Um levantamento feito por funcionários do parque aponta que 1 mil hectares da reserva são, hoje, estradas. Essas rotas substituem a vegetação nativa constituindo um tipo de desmatamento. Nas dunas onde não há cobertura vegetal a circulação de veículos é uma ameaça para os ninhos de aves e tartarugas. Além disso, como os veículos circulam também por áreas alagadas, a água das lagoas fica contaminada com o óleo dos motores.

Em 2017 o parque restringiu a entrada de veículos para diminuir o impacto negativo no ecossistema. Carros particulares e excursões em 4×4 pequenos foram proibidos na chamada zona primitiva do parque, que engloba boa parte das lagoas. Hoje, apenas podem circular carros credenciados para condução de visitantes, que transportam mais turistas por vez, e veículos de serviços essenciais à população residente do parque. Para não afetar negativamente a receita gerada pelo turismo, a equipe do parque está impulsionando atividades como o trekking e o kitesurf, que causam menos prejuízo ao meio ambiente.

O Parque Nacional dos Lençóis Maranhenses também experimentou nos últimos anos um aumento no número de visitantes. Em 2018 foram 126.364 visitas, um aumento de 72% em relação ao ano anterior.

“No entanto, apenas no ano passado, com a implantação do voucher digital da prefeitura de Barreirinhas, tivemos números de visitação mais consolidados”, explica Danúbia Melo. “Antes disso o número de visitantes era uma estimativa feita a partir dos dados enviados pelas operadoras de turismo e da quantidade de veículos de turismo abordados nas ações de fiscalização.”
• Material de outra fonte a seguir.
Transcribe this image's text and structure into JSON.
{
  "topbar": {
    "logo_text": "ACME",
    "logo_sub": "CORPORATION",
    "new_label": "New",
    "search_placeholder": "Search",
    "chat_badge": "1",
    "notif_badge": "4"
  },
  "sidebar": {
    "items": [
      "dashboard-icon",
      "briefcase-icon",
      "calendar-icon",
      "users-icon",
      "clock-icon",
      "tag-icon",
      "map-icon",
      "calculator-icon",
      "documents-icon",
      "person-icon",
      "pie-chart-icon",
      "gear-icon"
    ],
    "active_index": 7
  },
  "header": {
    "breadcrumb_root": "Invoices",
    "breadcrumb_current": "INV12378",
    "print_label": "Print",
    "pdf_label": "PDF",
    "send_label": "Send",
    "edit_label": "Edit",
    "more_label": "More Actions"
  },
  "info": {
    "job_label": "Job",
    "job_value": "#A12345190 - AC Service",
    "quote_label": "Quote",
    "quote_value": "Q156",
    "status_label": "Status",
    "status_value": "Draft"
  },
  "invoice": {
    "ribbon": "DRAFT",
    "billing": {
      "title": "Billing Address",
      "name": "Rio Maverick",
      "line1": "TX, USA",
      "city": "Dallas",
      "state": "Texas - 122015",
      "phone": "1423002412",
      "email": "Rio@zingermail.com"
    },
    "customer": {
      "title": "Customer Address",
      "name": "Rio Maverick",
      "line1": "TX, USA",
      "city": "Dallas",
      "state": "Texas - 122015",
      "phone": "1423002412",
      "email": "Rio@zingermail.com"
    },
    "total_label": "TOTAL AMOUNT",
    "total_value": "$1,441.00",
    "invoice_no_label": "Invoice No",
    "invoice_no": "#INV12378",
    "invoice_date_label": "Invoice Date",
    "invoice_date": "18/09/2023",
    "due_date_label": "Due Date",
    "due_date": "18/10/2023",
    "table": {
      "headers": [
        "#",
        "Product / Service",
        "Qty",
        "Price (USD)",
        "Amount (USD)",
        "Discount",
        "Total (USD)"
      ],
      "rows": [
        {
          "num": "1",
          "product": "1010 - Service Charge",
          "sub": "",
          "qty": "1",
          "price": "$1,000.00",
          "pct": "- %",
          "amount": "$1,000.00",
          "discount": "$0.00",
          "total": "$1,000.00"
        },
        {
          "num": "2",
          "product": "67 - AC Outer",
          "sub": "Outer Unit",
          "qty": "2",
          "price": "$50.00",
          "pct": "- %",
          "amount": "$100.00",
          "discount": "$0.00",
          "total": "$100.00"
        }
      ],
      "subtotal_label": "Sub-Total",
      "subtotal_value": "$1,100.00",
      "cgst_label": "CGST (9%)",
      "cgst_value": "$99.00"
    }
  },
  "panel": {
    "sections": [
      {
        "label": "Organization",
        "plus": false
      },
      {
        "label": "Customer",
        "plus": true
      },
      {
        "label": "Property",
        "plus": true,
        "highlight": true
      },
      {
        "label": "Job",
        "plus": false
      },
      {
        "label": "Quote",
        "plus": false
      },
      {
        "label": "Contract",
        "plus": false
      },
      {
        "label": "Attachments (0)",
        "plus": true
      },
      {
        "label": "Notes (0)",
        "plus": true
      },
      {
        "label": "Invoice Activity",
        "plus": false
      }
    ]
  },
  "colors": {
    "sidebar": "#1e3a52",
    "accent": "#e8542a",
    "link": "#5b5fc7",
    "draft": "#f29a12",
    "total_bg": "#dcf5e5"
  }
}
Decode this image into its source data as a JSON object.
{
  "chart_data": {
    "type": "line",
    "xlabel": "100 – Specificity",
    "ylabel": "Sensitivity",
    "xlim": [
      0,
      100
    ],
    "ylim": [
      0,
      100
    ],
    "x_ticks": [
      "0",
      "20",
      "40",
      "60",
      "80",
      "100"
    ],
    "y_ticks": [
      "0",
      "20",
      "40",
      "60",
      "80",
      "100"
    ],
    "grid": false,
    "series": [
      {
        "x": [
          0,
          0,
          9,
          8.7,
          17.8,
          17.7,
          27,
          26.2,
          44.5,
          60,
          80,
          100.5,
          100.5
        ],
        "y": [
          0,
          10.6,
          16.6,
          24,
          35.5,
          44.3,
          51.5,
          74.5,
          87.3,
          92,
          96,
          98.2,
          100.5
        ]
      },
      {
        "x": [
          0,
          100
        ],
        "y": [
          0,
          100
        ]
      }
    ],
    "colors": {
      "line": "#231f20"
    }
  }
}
Parque Nacional da Tijuca (RJ)

VISTA CHINESA – Do mirante em estilo chinês localizado dentro do Parque Nacional da Floresta da Tijuca é possível apreciar as belezas da cidade por vários ângulos. De lá, é possível ver os principais cartões postais do Rio. — Foto: Ricardo Zerrener/RioTur
Parque Nacional da Tijuca – visitação e orçamento — Foto: Arte/G1

Com acesso a partir de diversos pontos da capital carioca, o Parque Nacional da Tijuca abriga trilhas para alguns dos pontos turísticos mais conhecidos do Rio de Janeiro. Pedra Bonita, Pedra da Gávea e até o Morro do Corcovado, onde fica a estátua do Cristo Redentor, são alguns dos atrativos naturais que ficam dentro da área do parque nacional mais visitado do país. No entanto, o mau comportamento de visitantes faz com que o turismo predatório seja uma ameaça ao patrimônio protegido.

“Hoje temos como impactos do descumprimento das regras a degradação da vegetação, seja pelo acendimento de fogueiras, seja pela abertura de atalhos irregulares, a perturbação da fauna, devido à poluição sonora e às disputas com animais domésticos, e também a ocupação de locais restritos fora do horário de funcionamento e a deposição de lixo”, explica Sonia Kinker, chefe do parque.